Solar storms remove a surprisingly large amount of material from the lunar surface, computer simulations have revealed, leading NASA scientists to speculate that solar storms may also be a major factor in atmospheric loss on Mars and other planets. This is the first time researchers have attempted to predict the effects of sun activity on the Moon. Details of the simulations appear in the Journal of Geophysical Research Planets.
According to Rosemary Killen, from NASA's Goddard Space Flight Center, coronal mass ejections (CMEs) from the Sun impact the lunar surface and atoms are ejected in a process called "sputtering." CMEs - a more intense version of the normal solar wind - are effectively a diffuse stream of plasma that's blown outward from the surface of the Sun. A strong CME may contain around a billion tons of plasma moving at up to a million miles per hour.

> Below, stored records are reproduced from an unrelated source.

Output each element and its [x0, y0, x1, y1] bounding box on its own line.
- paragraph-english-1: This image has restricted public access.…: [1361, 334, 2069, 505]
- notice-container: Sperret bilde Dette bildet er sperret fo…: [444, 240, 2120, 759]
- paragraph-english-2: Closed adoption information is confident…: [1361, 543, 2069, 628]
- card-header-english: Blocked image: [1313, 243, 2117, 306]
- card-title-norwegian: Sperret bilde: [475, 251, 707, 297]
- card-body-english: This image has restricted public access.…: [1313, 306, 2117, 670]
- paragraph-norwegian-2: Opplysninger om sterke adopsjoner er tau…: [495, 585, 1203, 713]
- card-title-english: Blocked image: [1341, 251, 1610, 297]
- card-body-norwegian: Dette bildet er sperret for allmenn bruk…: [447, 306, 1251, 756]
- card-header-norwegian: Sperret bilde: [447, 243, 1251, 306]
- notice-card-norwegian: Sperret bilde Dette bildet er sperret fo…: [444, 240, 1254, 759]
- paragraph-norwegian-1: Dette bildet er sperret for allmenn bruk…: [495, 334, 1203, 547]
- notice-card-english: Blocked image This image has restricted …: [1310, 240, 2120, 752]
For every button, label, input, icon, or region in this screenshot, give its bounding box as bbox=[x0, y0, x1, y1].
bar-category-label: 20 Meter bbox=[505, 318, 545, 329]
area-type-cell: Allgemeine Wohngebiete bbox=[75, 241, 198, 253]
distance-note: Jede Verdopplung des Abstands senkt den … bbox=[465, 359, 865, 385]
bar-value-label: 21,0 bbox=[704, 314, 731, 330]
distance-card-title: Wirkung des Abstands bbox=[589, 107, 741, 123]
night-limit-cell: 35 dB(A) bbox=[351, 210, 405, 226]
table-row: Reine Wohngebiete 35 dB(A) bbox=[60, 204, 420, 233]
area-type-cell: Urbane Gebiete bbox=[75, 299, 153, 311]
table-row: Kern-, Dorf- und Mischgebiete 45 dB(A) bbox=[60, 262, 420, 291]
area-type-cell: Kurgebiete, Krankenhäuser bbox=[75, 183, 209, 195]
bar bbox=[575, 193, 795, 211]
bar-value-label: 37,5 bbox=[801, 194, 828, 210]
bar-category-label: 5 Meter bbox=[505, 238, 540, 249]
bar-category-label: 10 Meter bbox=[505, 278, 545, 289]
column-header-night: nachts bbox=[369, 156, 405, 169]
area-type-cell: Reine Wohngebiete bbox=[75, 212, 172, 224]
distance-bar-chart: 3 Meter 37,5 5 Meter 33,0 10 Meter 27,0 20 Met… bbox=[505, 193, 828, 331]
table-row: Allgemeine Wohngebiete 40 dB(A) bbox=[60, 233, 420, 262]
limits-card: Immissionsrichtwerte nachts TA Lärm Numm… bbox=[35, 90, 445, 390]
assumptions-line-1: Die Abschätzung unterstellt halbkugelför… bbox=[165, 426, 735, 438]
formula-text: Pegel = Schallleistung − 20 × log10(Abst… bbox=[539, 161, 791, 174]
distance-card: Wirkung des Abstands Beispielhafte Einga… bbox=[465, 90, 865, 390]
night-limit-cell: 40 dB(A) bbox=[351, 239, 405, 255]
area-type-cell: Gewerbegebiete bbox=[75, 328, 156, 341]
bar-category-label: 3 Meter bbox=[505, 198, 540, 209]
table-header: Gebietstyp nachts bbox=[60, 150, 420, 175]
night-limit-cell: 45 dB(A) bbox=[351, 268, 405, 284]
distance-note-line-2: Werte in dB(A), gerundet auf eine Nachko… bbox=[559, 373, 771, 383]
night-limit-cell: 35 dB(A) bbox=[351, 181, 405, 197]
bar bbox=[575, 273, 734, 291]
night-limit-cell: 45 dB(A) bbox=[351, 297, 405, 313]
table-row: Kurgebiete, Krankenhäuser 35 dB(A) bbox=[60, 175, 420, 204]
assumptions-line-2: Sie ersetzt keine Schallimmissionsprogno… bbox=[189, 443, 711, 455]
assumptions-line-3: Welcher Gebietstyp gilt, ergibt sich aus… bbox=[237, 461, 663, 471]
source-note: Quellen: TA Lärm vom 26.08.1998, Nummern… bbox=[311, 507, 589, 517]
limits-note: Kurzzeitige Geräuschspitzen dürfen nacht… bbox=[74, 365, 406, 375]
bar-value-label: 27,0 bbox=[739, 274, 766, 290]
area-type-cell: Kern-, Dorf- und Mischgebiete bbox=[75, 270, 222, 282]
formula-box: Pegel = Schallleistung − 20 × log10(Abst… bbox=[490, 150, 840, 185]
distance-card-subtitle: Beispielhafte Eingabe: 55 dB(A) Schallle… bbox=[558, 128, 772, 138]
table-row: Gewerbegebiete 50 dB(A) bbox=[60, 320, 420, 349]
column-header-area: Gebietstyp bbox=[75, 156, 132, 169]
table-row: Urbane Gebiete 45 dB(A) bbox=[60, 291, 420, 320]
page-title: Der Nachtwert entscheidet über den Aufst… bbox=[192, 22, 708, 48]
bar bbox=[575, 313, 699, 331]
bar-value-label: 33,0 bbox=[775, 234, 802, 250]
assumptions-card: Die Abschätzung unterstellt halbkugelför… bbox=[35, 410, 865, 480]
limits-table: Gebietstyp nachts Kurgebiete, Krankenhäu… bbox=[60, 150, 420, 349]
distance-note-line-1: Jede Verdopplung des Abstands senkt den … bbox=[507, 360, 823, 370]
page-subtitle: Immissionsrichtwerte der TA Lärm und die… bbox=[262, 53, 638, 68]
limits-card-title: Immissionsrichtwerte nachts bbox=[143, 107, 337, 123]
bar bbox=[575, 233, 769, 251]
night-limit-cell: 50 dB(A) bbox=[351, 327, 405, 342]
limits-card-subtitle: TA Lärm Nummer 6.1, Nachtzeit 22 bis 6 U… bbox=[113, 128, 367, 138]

"The Moon has just the barest wisp of an atmosphere, technically called an exosphere because it is so tenuous, which leaves it vulnerable to CME effects. We found that when this massive cloud of plasma strikes the Moon, it acts like a sandblaster and easily removes volatile material from the surface," explained NASA co-researcher William Farrell. "The model predicts 100 to 200 tons of lunar material could be stripped off the lunar surface during the typical 2-day passage of a CME."